The behemoth international Clinton Foundation, and premiere liberal think tank, the Center for American Progress (CAP), are both barely ten years old, but now offer a new model on how to run for president in the 21st century, and, especially, the post-Obama era. They are essential tools in what has become a global influence network and billion-dollar quest for the White House.
Since its beginning in 2001, the Clinton Foundation has evolved into a multi-pronged charitable
effort that has raised $2 billion throughout its fourteen-year-and-counting existence. Because of foreign donations, transparency issues and conflict of interest charges, it has become a controversy for Hillary Clinton’s presidential campaign. Still, the foundation, and especially the Clinton Global Initiative, which is an international schmooze-fest in the tradition of Davos, has been a huge asset for the Clintons and their ambitions.

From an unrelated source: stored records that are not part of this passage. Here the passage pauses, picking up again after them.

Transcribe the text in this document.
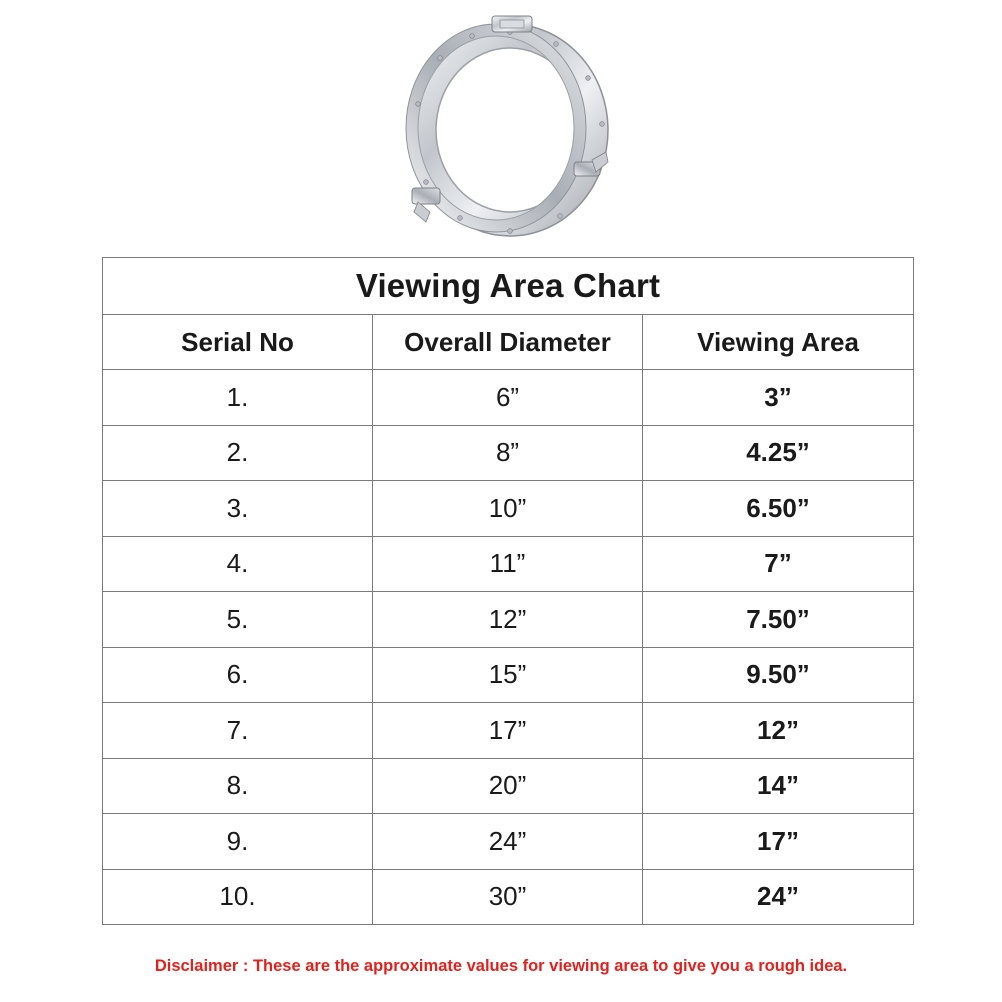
Viewing Area Chart		
Serial No	Overall Diameter	Viewing Area
1.	6”	3”
2.	8”	4.25”
3.	10”	6.50”
4.	11”	7”
5.	12”	7.50”
6.	15”	9.50”
7.	17”	12”
8.	20”	14”
9.	24”	17”
10.	30”	24”
Disclaimer : These are the approximate values for viewing area to give you a rough idea.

Setting the Stage for Hillary’s Presidential Ambitions
The foundation also has benefitted the Clinton’s lavish lifestyles by boosting their prominence and corporate and civic networks, and led to millions in speaking fees.
The annual Clinton Global Initiative (CGI) meeting is a platform for business leaders, top media members, non-profit directors, global billionaires, glitterati and a sprinkling of Nobel Laureates. Like Davos, the contacts, exchange of ideas and in CGI language “Commitments to Action,” which are initiatives for charitable activity, has linked the former president and the former secretary of state into a global network that is greatly facilitating the transition to a presidential campaign and, potentially, the White House.
The Center for American Progress (CAP)
Founded in 2003 by Bill Clinton’s last White House Chief of Staff, John Podesta, CAP has been compared to the influential Heritage Foundation in the late 1970s and its power in the Reagan era. CAP gained a national reputation in 2008 when it provided liberal Democrats with many of their talking points and policy ideas. President-elect Obama then outsourced his administrative transition to Podesta and CAP. Its budget has grown from $25 million in 2008 to $40 million today. Similar to CGI, some of CAP’s money is a source of criticism, with concerns over conflicts of interest and transparency.
The think tank and associated political action committees have done well during the Obama years, providing ideas, reams of policy research (on such topics as global warming – one of Podesta’s personal interests), advocacy and personnel. The highest profile person among dozens of CAP staff working in the administration is Podesta himself, as counselor to the President. Denis McDonough, current Chief of Staff, is a close second.
CAP has smoothly moved to take over the Hillary Clinton campaign, with Podesta as campaign chair (he launched the campaign on Twitter) and Jennifer Palmieri, former CAP communications senior staff and Obama’s White House communications director – now serving as Clinton’s head of press and communications.
A serious run for the White House requires a global and domestic network of leaders and intellectuals, familiarity with global and domestic issues, and masses of cash. These two organizations provide the Clintons, and especially the presumptive Democratic nominee – Hillary Clinton – very powerful platforms from which to operate.